The Canadian Food Inspection Agency claimed the win for official Ottawa as per a ruling handed down by Justice Robert Mainville, who dismissed Kraft and Saputo's joint appeal and awarded costs to the government.
Specifically, the new regulations require that cheese imported into Canada or produced in Canada and marketed in international trade or enter provincial trade must have:
a. a certain percentage of casein content derived from liquid milks, and not from other milk products such as weight cream or milk powder (the "Casein Ratios"); and
b. a whey protein to casein ratio that does not exceed the ratio of whey protein to casein ratio of milk (the "Whey Ratio").
Kraft Canada and Saputo argued the essential or dominant purpose of the regulation amounted to an economic transfer in favor of dairy producers to the detriment of dairy processors by requiring the use of additional liquid milk in the production of cheese which would result in "substantial impact on milk supply cost for dairy processors."

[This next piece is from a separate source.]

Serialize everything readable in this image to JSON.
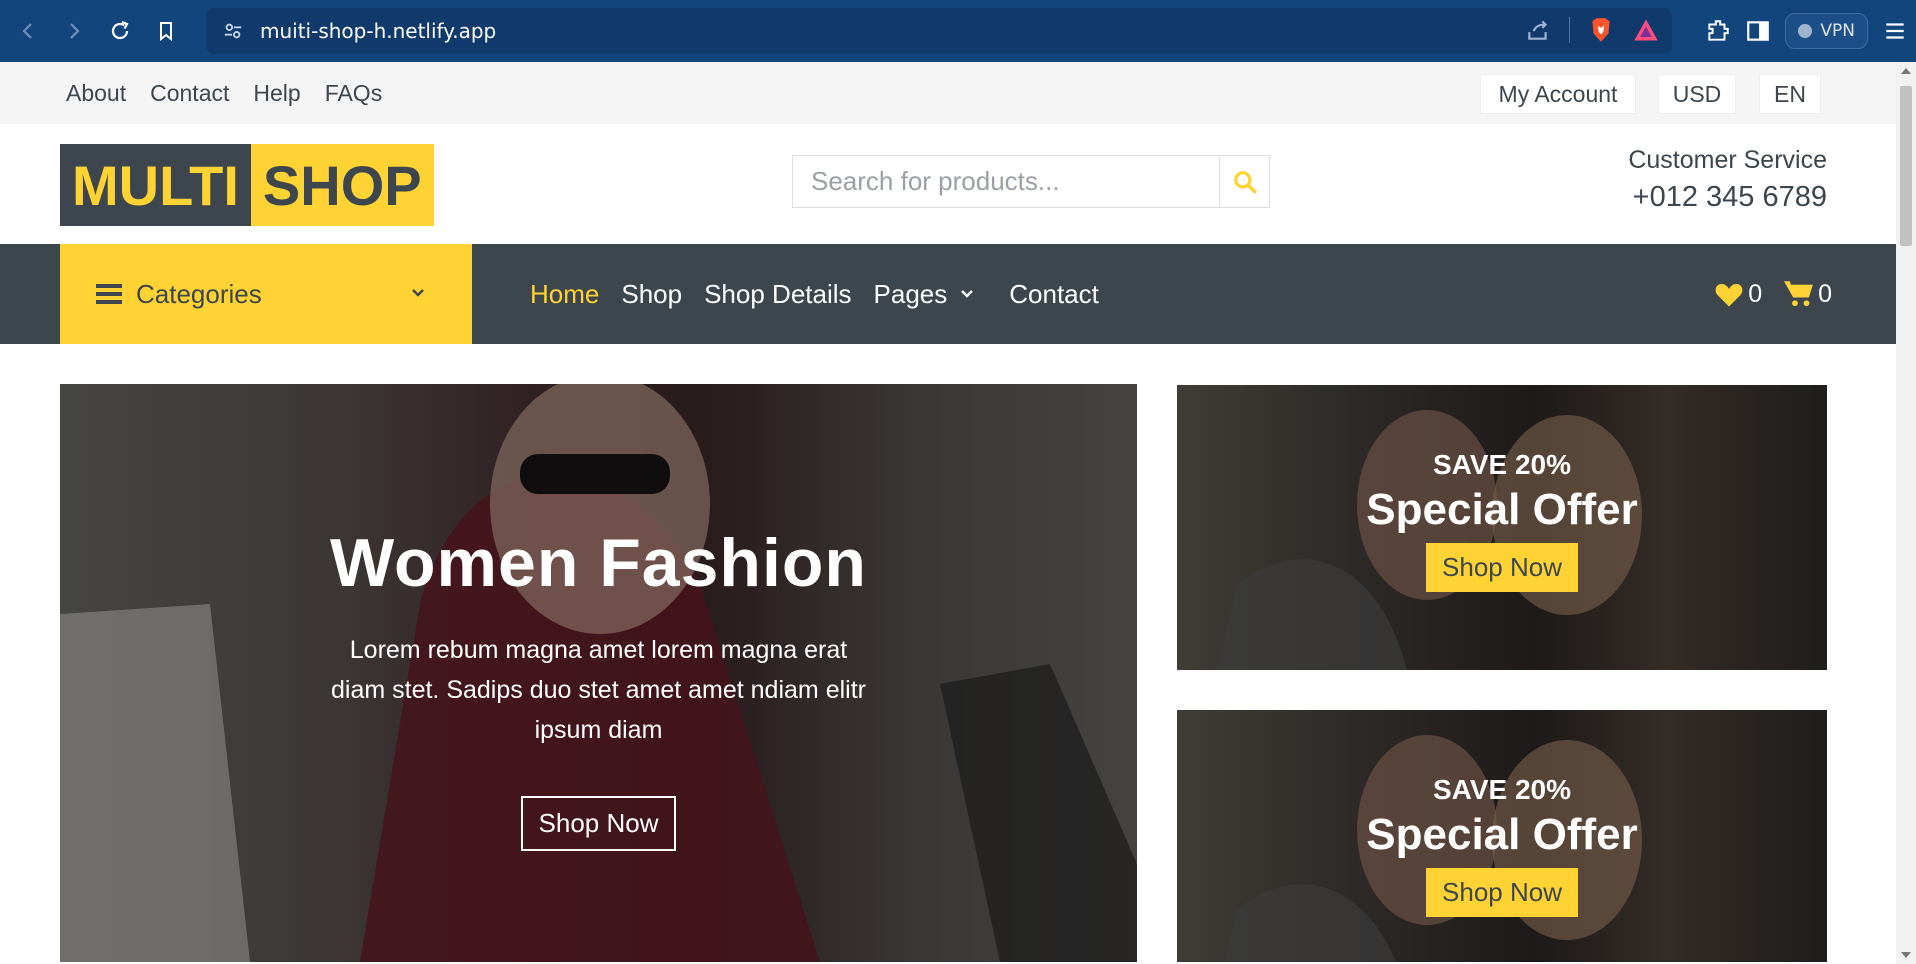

The lead witness for the processors in testimony given in 2008 to the House of Commons Standing Committee on Agriculture and Agri-Food, stated, "so we've been able, through the use of technology, to reintroduce the whey protein concentrate into cheesemaking to the benefit of the industry. It reduces cost, and there are more efficiencies, and so on."
The courts factual findings “seriously undermine the appellant's assertions.” The court found that the regulations, "address consumer expectations and interest as to the composition of cheese."
In addressing consumer expectations the court relied on the testimony of a Mr.Wathier, and experience Master Cheese Maker and cheese Judge:
Mr. Wathier, a Master Cheese Maker at St. Albert with four decades of experience in the industry, including experience as a cheese Judge and as a consultant to the applicant Parlamat, gave evidence concerning the impact of using milk derivatives on cheese quality. His evidence was that even small quantities of milk derivatives (up to 5%) could affect the taste, texture, and consistency of cheese compared to cheese made with fresh milk. The process of converting fresh liquid milk into a powdered milk derivative has an immediate impact on the taste, which is one of the reasons why, for example, consumers gravitate away from skim milk powder."
Although America has cheesemaking standards which prohibit the addition of various yield enhancing technologies, America has steadily suffered from what can be described as regulatory drift.